Now, what happens if we have small numbers? Well, the digits to the left are 0, just like in decimal. More importantly though, computers store a fixed number of digits.

Here’s a standard 16 bit audio signal (though I’ve flipped the negative values back positive, for ease of visualization), with the point at which each digit becomes zero marked at the start, and the side signal too:

A zoomed in view of the audio waveforms, mid in blue and side in orange, with green lines marking the heights on the graph where,
if the entire waveform is below those lines, you can save a certain number of bits for storage.

This is a VERY busy graph, but look closely at it a bit, and notice how the vast majority of the side signal is below the saves two bits line.

This is why we’re aiming for small values. If we can get VERY small values on the order of < 32, we can start packing the numbers incredibly, incredibly tightly, too!

(QOA, which is lossy, squashes its LMS residuals into 3 bits. That gives you SEVEN possible values. Not 65,536 like a 16-bit integer, no, SEVEN different values.) (its of course not that simple, but it is close enough.)

Actually compressing small numbers: Rice Coding

Rice coding is a technique that is used to use less bits for small numbers, while still being capable of encoding bigger ones.

Credit where due, the best explanation of this I found was on Monkey’s Audio, a well known and efficient lossless audio compressor.

Here’s what you do, to encode, let’s say, the answer to life, the universe, and everything, 101010:

Pick the number of bits you expect your data to use in general (call it $k$ ). Here, let’s say we expect our data to use about 4 bits on average.
Take your number in binary, and take the $k$ bottom bits and the remaining top bits separately. Here, the lower part is 1010 (=10) and the upper part is 10 (=2).
For the number represented by our upper bits, write zeroes - so write two zeroes.
Write a 1 to indicate that we’re done with our upper part.
Write the bits of the lower part directly.
So we get: 00 1 1010! Those gaps arent really there, its just one continuous stream of bits, but it aids visualization.

Lets do these steps in reverse to decode 110011 given that $k=5$ :

We encounter a 1 straight away! This means there are no leading zeroes, so the upper part is just 0
We read the next $K$ bits, which are 10011, or 19
This decodes to 19

You may ask why we need to know what $k$ is, since we can just count the zeroes then skip to the end of the value, surely, right?

Well, no, your data would actually be one continuous stream of bits with no alignment, you would have another value starting directly afterwards, so you need to know $k$ so you know how much to read, and when to stop reading.

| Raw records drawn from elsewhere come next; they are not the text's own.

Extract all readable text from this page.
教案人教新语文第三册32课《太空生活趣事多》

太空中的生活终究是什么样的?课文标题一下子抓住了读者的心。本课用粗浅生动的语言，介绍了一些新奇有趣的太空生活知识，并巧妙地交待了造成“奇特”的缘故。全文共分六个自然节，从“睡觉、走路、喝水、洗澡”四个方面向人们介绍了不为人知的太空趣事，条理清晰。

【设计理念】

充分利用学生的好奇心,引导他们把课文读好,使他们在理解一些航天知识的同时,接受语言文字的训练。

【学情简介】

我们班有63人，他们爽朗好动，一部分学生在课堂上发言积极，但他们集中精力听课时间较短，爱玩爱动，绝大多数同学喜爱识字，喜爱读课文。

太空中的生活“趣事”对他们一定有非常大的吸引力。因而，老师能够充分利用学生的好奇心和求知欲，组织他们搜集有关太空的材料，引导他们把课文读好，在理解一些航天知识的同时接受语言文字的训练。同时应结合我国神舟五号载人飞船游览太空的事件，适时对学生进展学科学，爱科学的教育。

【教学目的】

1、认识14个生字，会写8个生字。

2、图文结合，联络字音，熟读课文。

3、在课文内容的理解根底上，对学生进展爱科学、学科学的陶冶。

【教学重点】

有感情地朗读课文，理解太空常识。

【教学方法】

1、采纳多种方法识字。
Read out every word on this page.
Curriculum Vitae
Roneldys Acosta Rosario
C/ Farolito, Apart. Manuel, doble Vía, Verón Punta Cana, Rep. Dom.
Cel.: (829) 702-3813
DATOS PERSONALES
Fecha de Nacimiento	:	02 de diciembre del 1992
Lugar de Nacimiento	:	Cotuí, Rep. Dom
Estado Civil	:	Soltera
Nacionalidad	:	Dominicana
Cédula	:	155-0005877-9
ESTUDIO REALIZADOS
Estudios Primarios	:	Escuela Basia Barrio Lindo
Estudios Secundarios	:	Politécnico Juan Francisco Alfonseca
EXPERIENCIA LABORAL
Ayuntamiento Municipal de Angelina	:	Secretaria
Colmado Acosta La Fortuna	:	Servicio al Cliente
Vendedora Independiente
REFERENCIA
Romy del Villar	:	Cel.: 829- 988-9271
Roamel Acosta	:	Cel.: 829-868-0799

When tested in practice, on LMS-compressed mid-side channels, on an average 3:30 16 bit audio file, this rice coding compresses the data down to about 80% of its uncoded size.

Don’t ask me why, because honestly I don’t know, but its worth noting that the optimal value of $k=log_2 (\bar x)$ , where $\bar x$ is the mean of your dataset. In most contexts, you would use the mean of the last few values, but in our case we do actually have all the data available to us ahead of time so we use the real mean.

Linear Sequence Compression: The Least-Mean-Squares Filter

The LMS filter was devised in 1960 by Bernard Widrow and Ted Hoff, and is a simplification of Gradient Descent, a common topic in the adjustment of Nerual Networks.

I like the LMS filter for prediction, because (as QOA appears to prove in practice), it can predict patterns in a sequence “well enough”, and is pretty easy to calculate.

I could start writing loads of equations and drawing diagrams here, but frankly, I don’t have a good grip on the more mathematical explanation of this filter, so I’ll show how it’d work given four states, in pseudocode.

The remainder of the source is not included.